Trade Community Awaits President’s Decision on China Tire Safeguard PDF Print E-mail
Written by LNC   
Monday, 24 August 2009

The following article was posted on World Trade/Interactive today and can be found here. 

The Obama administration could give the trade community a more definitive picture of the trade policy it intends to pursue within the next month. The president is expected to make a major address on trade sometime this fall, perhaps before a G-20 meeting in Pittsburgh in September. At about the same time, he will have to make a decision on whether to impose safeguard measures against imports of certain automobile tires from China.

Many observers believe the president’s decision in the safeguard case could set a de facto precedent for the administration’s trade policy. Congress has been preoccupied with health care and climate change and, despite scattered calls for a major overhaul, has thus done little to help formulate a comprehensive approach to trade policy. There has been little apparent movement in this area from the administration either, despite the reported completion of an internal trade policy review, which is likely due in no small measure to the fact that many of the senior positions within the federal government that influence trade policy remain unfilled.

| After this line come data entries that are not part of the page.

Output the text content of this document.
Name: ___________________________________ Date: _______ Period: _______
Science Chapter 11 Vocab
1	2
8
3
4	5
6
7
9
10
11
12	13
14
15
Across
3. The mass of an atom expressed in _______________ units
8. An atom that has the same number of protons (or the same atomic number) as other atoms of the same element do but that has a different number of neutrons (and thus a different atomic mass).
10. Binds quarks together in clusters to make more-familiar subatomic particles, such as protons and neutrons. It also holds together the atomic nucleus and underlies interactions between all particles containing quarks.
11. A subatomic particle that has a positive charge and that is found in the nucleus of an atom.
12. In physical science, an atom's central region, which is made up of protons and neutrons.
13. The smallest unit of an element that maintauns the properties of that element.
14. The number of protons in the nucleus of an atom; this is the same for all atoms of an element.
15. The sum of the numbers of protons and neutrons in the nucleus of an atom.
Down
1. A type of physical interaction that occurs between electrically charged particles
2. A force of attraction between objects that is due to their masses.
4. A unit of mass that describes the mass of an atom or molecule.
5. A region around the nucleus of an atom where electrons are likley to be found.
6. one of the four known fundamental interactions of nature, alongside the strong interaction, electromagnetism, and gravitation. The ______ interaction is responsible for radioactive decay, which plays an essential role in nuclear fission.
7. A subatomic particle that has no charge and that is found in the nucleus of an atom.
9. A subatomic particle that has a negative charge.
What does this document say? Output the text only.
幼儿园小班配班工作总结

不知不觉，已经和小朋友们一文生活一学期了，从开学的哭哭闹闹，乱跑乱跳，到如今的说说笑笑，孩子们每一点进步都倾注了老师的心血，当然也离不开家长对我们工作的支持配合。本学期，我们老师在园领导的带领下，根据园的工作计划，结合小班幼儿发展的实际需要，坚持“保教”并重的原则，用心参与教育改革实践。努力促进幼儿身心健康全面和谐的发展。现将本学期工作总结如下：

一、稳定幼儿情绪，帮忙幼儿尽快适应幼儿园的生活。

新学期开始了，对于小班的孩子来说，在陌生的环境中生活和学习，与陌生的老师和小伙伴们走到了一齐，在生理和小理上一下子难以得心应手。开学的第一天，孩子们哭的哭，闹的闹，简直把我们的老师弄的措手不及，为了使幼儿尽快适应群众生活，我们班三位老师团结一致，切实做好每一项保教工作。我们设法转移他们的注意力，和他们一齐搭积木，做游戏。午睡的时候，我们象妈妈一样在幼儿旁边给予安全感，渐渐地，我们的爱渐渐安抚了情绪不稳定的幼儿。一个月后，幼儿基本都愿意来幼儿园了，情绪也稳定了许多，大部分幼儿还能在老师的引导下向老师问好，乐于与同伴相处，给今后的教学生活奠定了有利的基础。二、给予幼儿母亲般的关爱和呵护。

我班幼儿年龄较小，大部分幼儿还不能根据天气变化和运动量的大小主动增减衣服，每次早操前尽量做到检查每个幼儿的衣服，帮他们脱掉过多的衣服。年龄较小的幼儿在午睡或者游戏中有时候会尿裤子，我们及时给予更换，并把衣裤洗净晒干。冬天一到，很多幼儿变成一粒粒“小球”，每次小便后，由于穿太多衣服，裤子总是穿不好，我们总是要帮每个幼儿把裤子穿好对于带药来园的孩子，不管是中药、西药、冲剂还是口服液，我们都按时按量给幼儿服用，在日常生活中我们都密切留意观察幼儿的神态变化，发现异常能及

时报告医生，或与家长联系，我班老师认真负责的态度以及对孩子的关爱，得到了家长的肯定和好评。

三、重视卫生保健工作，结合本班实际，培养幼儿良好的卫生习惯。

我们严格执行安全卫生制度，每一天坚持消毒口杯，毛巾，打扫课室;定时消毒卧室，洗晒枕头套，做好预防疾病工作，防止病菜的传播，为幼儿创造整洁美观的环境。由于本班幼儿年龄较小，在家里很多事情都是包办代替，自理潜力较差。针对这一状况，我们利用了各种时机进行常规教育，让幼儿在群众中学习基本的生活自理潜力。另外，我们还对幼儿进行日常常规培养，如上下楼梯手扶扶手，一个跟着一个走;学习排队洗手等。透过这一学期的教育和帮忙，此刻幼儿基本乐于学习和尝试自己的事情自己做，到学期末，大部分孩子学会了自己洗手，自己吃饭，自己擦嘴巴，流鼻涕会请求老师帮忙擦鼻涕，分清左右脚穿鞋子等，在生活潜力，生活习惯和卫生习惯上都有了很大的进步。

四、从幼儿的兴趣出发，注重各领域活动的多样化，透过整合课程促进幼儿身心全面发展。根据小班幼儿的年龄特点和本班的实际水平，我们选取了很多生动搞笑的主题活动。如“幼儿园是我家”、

In this environment, the China safeguard case could offer some insight into which direction the administration may be heading, and as a result the issue has seen some particularly intense efforts on both sides.

The so-called Section 421 safeguard allows the U.S. to restrict imports from China if there has been a surge in imports that has caused or could cause market disruption. The Bush administration rejected all of the Section 421 petitions it received and the measure had thus been largely abandoned for several years. Shortly after President Obama took office, however, a labor union representing domestic tire manufacturing workers filed a Section 421 petition on automobile tires, claiming that the U.S. tire industry (which, somewhat unusually for a Section 421 case, did not sign on to the petition) had been injured by a significant increase in imports over the past several years. The International Trade Commission agreed by a 4-2 vote and recommended a three-year schedule of increased tariffs starting at 55% and eventually falling to 35%. The Office of the U.S. Trade Representative is currently considering the matter and must forward its recommendation (which may or may not be the same as that of the ITC) to the White House by Sept. 2. The president then has until Sept. 17 to render a final decision, which could include following the ITC’s recommendation, implementing a different remedy or taking no action at all.

There has been an enormous amount of interest in this case, and the opposing sides have been extremely active in pressing their cases. As illustrated by an Aug. 19 letter to the president from the Emergency Committee for American Trade, industry groups are concerned that any decision to restrict imports of Chinese tires could open the floodgates to safeguards against a wide range of other products, which would increase prices for businesses as well as consumers at a time when the U.S. economy continues to struggle. In addition, they say, imposing a safeguard could invite retaliatory measures from China, which has accounted for a major share of U.S. export growth in recent years, and embolden other countries to take their own steps to restrict trade, both of which could hinder a global economic recovery. Restricting imports of Chinese tires, which are primarily low-end replacement tires, is also not likely to shift production back to the U.S., where tire manufacturers are focused more on the high-end market. A safeguard could even pose safety hazards, business groups warn, if the price increases that are expected to result cause consumers to delay replacing worn-down tires.

At the same time, the president is coming under equally intense pressure from unions and other supportive groups to fulfill his campaign promises to consider Section 421 petitions on their merits and ensure a level playing field for U.S. industries. These groups claim that the domestic tire industry has lost over 5,000 jobs as imports from China have increased and that another 3,000 are in jeopardy. But the economic argument may be the least persuasive, some observers say, especially given assertions that the safeguard itself would cause the loss of thousands more jobs among companies that distribute and service Chinese-made tires. Instead, the president’s decision could turn more on political considerations: the unions provided substantial support during his campaign, and a number of congressional Democrats whose support he needs on higher priority issues such as health care and climate change have made clear that the U.S. must take a tougher line on trade with China and that they view the Section 421 petition as a test of whether the administration will in fact do that.

Given the importance of this issue, there has been some speculation that a decision could come sooner rather than later. There are deadlines of Sept. 2 for a recommendation from the USTR and Sept. 17 for a final decision from the White House, but those actions could come sooner if deemed necessary. With the president scheduled to meet with Chinese leaders in mid-September at the G-20 meeting, should he decide to grant some sort of relief in this case he may seek to do it well in advance of that meeting. Some observers say Labor Day could provide a particularly appropriate time for any announcement.